Despite Australia’s proximity and growing interdependence with Asia, few Australians recognise the immense environmental and geostrategic significance of this part of the world. Popular understanding of the Tibet issue tends to be confined to well-documented human rights concerns.
“This misconception represents a profound gap in the Australian government and public understanding of Tibet. If we are concerned about climate change, inequality, and food and water security, we need to pay closer attention to Tibet. Most importantly, we need to recognise that the Tibetan people can be part of the solution.” said Kyinzom Dhongdue, campaigns manager at Australia Tibet Council, speaking at the launch of the report in Parliament House.
Key members of the Australian All-Party Parliamentary Group for Tibet have endorsed the report. Hon Warren Entsch MP, Chair of the Group, said: “This report gives a powerful insight not only into the full significance of Tibet in today’s world, but why we must finally start listening to those who truly know and understand this uniquely important land – the Tibetan people.”

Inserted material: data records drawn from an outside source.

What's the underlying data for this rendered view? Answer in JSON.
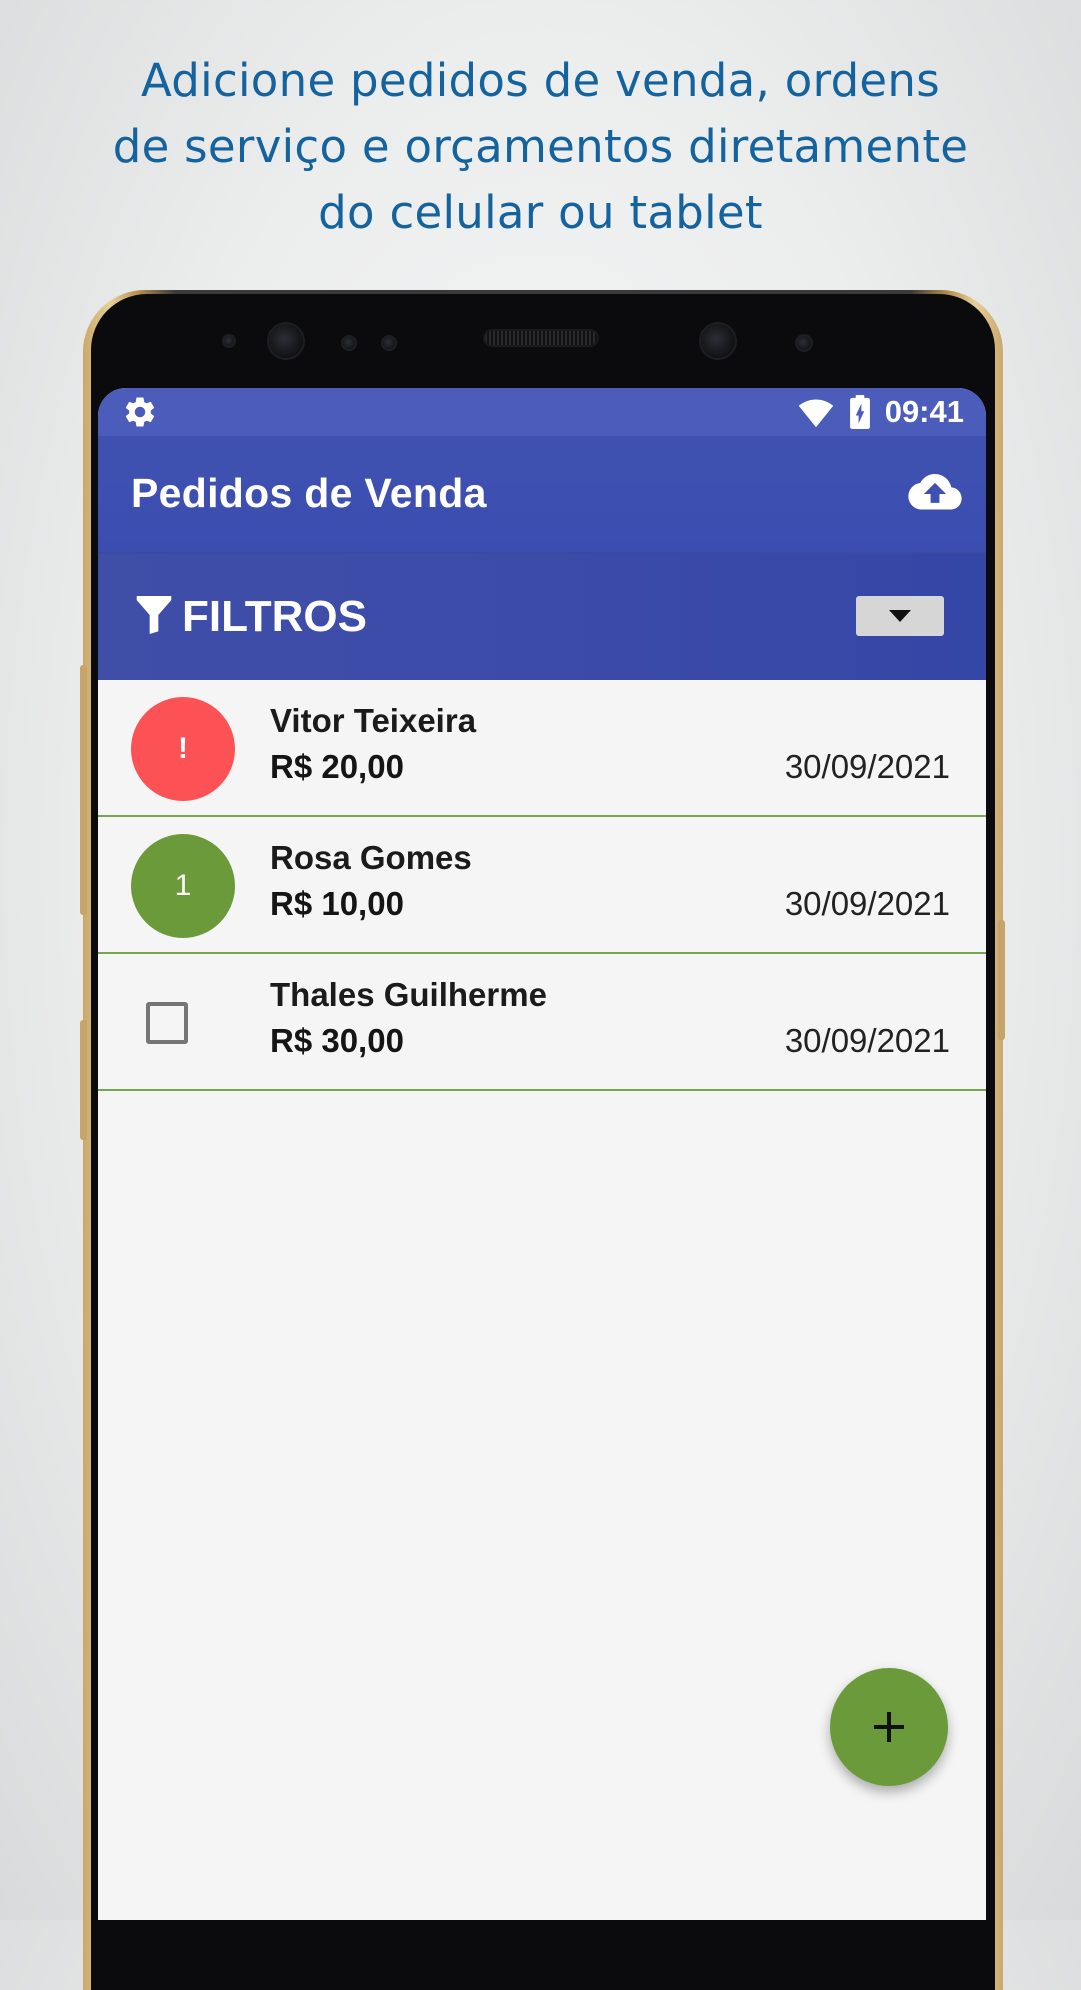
{
  "headline": {
    "lines": [
      "Adicione pedidos de venda, ordens",
      "de serviço e orçamentos diretamente",
      "do celular ou tablet"
    ]
  },
  "status_bar": {
    "time": "09:41",
    "icons": [
      "gear-icon",
      "wifi-icon",
      "battery-charging-icon"
    ]
  },
  "app_bar": {
    "title": "Pedidos de Venda",
    "action_icon": "cloud-upload-icon"
  },
  "filter_bar": {
    "label": "FILTROS",
    "icon": "filter-icon",
    "toggle_icon": "caret-down-icon"
  },
  "orders": [
    {
      "badge": "!",
      "badge_type": "alert",
      "badge_color": "#fc5255",
      "name": "Vitor Teixeira",
      "value": "R$ 20,00",
      "date": "30/09/2021"
    },
    {
      "badge": "1",
      "badge_type": "count",
      "badge_color": "#6b9a3a",
      "name": "Rosa Gomes",
      "value": "R$ 10,00",
      "date": "30/09/2021"
    },
    {
      "badge": "",
      "badge_type": "checkbox",
      "name": "Thales Guilherme",
      "value": "R$ 30,00",
      "date": "30/09/2021"
    }
  ],
  "fab": {
    "icon": "plus-icon",
    "color": "#6b9a3a"
  },
  "colors": {
    "headline": "#14639e",
    "app_bar": "#3f51b0",
    "status_bar": "#4b5cba",
    "divider": "#76a84b"
  }
}
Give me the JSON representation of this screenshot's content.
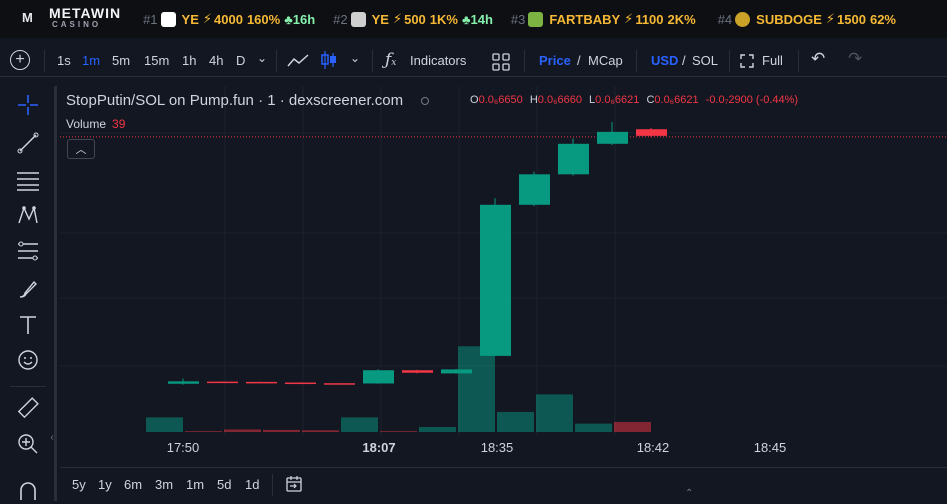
{
  "ticker": {
    "brand_name": "METAWIN",
    "brand_sub": "CASINO",
    "items": [
      {
        "rank": "#1",
        "symbol": "YE",
        "value": "4000",
        "pct": "160%",
        "age": "16h",
        "avatar_color": "#ffffff"
      },
      {
        "rank": "#2",
        "symbol": "YE",
        "value": "500",
        "pct": "1K%",
        "age": "14h",
        "avatar_color": "#cfcfcf"
      },
      {
        "rank": "#3",
        "symbol": "FARTBABY",
        "value": "1100",
        "pct": "2K%",
        "age": "",
        "avatar_color": "#7cb342"
      },
      {
        "rank": "#4",
        "symbol": "SUBDOGE",
        "value": "1500",
        "pct": "62%",
        "age": "",
        "avatar_color": "#c9a227"
      }
    ]
  },
  "toolbar": {
    "intervals": [
      "1s",
      "1m",
      "5m",
      "15m",
      "1h",
      "4h",
      "D"
    ],
    "active_interval": "1m",
    "indicators_label": "Indicators",
    "price_label": "Price",
    "mcap_label": "MCap",
    "usd_label": "USD",
    "sol_label": "SOL",
    "full_label": "Full"
  },
  "legend": {
    "title": "StopPutin/SOL on Pump.fun · 1 · dexscreener.com",
    "o_label": "O",
    "o_value": "0.0₆6650",
    "h_label": "H",
    "h_value": "0.0₆6660",
    "l_label": "L",
    "l_value": "0.0₆6621",
    "c_label": "C",
    "c_value": "0.0₆6621",
    "change": "-0.0₇2900 (-0.44%)",
    "volume_label": "Volume",
    "volume_value": "39"
  },
  "colors": {
    "up": "#089981",
    "down": "#f23645",
    "accent": "#2962ff",
    "background": "#131722"
  },
  "chart_data": {
    "type": "candlestick",
    "title": "StopPutin/SOL on Pump.fun · 1 · dexscreener.com",
    "x_ticks": [
      {
        "label": "17:50",
        "bold": false
      },
      {
        "label": "18:07",
        "bold": true
      },
      {
        "label": "18:35",
        "bold": false
      },
      {
        "label": "18:42",
        "bold": false
      },
      {
        "label": "18:45",
        "bold": false
      }
    ],
    "candles": [
      {
        "open": 10.0,
        "high": 14.0,
        "low": 9.2,
        "close": 11.8,
        "volume": 3.5
      },
      {
        "open": 11.6,
        "high": 11.8,
        "low": 11.2,
        "close": 11.4,
        "volume": 0.2
      },
      {
        "open": 11.4,
        "high": 11.6,
        "low": 10.8,
        "close": 10.9,
        "volume": 0.6
      },
      {
        "open": 10.9,
        "high": 11.0,
        "low": 10.4,
        "close": 10.5,
        "volume": 0.5
      },
      {
        "open": 10.4,
        "high": 10.6,
        "low": 10.1,
        "close": 10.2,
        "volume": 0.4
      },
      {
        "open": 10.2,
        "high": 21.0,
        "low": 10.0,
        "close": 20.2,
        "volume": 3.5
      },
      {
        "open": 20.2,
        "high": 20.6,
        "low": 17.8,
        "close": 18.3,
        "volume": 0.2
      },
      {
        "open": 17.8,
        "high": 21.2,
        "low": 17.6,
        "close": 20.8,
        "volume": 1.2
      },
      {
        "open": 31.0,
        "high": 150.0,
        "low": 30.8,
        "close": 145.0,
        "volume": 20.5
      },
      {
        "open": 145.0,
        "high": 170.0,
        "low": 144.0,
        "close": 168.0,
        "volume": 4.8
      },
      {
        "open": 168.0,
        "high": 195.0,
        "low": 167.0,
        "close": 191.0,
        "volume": 9.0
      },
      {
        "open": 191.0,
        "high": 207.5,
        "low": 190.0,
        "close": 200.0,
        "volume": 2.0
      },
      {
        "open": 202.0,
        "high": 203.0,
        "low": 196.0,
        "close": 197.0,
        "volume": 2.4
      }
    ]
  },
  "bottom": {
    "ranges": [
      "5y",
      "1y",
      "6m",
      "3m",
      "1m",
      "5d",
      "1d"
    ]
  }
}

Senator Lisa Singh said, “Tibet’s global significance on a cultural and humanitarian scale is already well-known. What this timely report from the Australia Tibet Council makes clear is Tibet’s importance to the region and Australia in geo-strategic, political and environmental terms. In the context of the United Nation’s adoption of the Sustainable Development Goals and the finalisation of a new global climate agreement this year, ‘Tibet: An Environmental Challenge’ should be required reading for policy-makers and the general public alike.”